In July 1984, Researchers at Hou Xianguang discovered that these layers of ancient fossils provided extremely valuable evidence to reveal the Cambrian eruption more than 500 million years ago. The Chengjiang biota, which has been selected as the World Natural Heritage, has been hailed as “one of the most amazing scientific discoveries of the twentieth century”, opening up an important innovation field for early life science research.
Over the years, the researchers’ morphological observations of Chengjiang fossils have been limited to the use of traditional imaging techniques such as optical microscopes to observe the two-dimensional structures preserved on the fossil surface, while the information on the animal’s body structure, which is kept inside the fossil specimens, can only be studied by means of time-consuming and destructive steel needle repairs.
Because of this, the researchers can only speculate on the scientific question of whether many important fine structures of the body of early arthropods, such as whether the plate structors really exist, can only be speculated through branch analysis and other methods. Even if the speculation is accurate, the researchers were unable to demonstrate the true morphology of such fine structures.
The mouth plate of the charming Lincholi larvae may not be fully developed
Following a 2mm-long, fascinating Lincholi larvae, published in the Proceedings of the National Academy of Sciences in 2016, the U.S.-China team set its sights on a new approach, microCT technology, which greatly broke through the limitations of previous observations of the size and morphology of back-armor structures in the development of individual animals.
In order to achieve high-precision restoration and observation of fossils with out-of-nosed and any angle, with the help of high-precision micro-CT, they modeled the fine structure of Chengjiang arthropod stocland stoctors through computer 3D software “magic hands” and isolated the structure segregated parts of the body. For the first time, the team has clearly revealed the fine structures of the Cambrian large appendage arthropod, the mouth plate that is preserved on the head of the charming Lincholi worm. The study involved two three-dimensionally preserved larvae fossils of the species, which were only 5 mm long and 7 mm long.
The study found that the charming Lincholi worm in the body length of only 5 mm of larvae, the eyes grow a distinct plate, the surface of the mouth plate also has a pair of small protrusions. Using open-source computer 3D restoration software, the researchers erased the large appendage of a 7mm-long fossil of the fascinating Lincholi worm larvae, and found that the proportion of the mouth plate in the head decreased, indicating that there may be incomplete development of the plate structure during the individual development of the species. “In the past, traditional means have been impossible to observe and study this fine structure. Liu said.
In addition, they performed a longitudinal digital cut on the animal’s head and found narrow pharynx passages extending under the plate structure into the body, consistent with what was observed on the species’ adult specimens.
Subsequently, they compared the fossil data with the embryonic development data of living arthropods, and found that the charming Lincholi worm, as the representative of arthropods in the Cambrian period, had evolved a distinct structure that was homologous with the mouth plates of the existing spiders, scorpions and other arthropods.
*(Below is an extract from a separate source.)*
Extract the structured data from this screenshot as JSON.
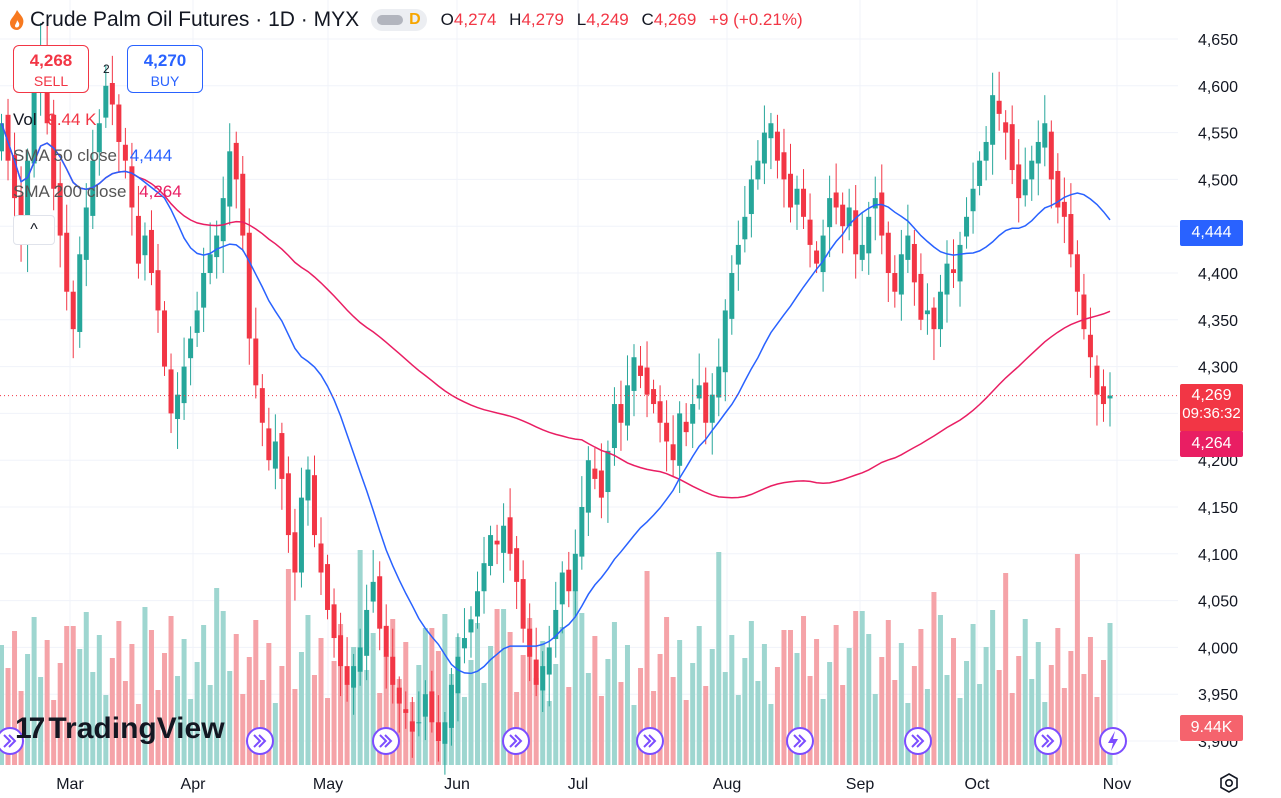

This protruding plate structure, which is common in living arthropods, has been found in the dry group of slugs 518 million years ago. This analysis provides direct fossil evidence for paleontology and evolutionary biology to understand the long-suffering arthropod head problem.
The researchers also discussed the body structure of toothed animals such as Cambrian “star” prawns, which may have the same structure as the mouth plate of the real arthropod. “Whether the large claws of toothed animals are the homologous structure of the mouth plates of real arthropods is a scientific problem that we will be addressing in the next stage. Liu said.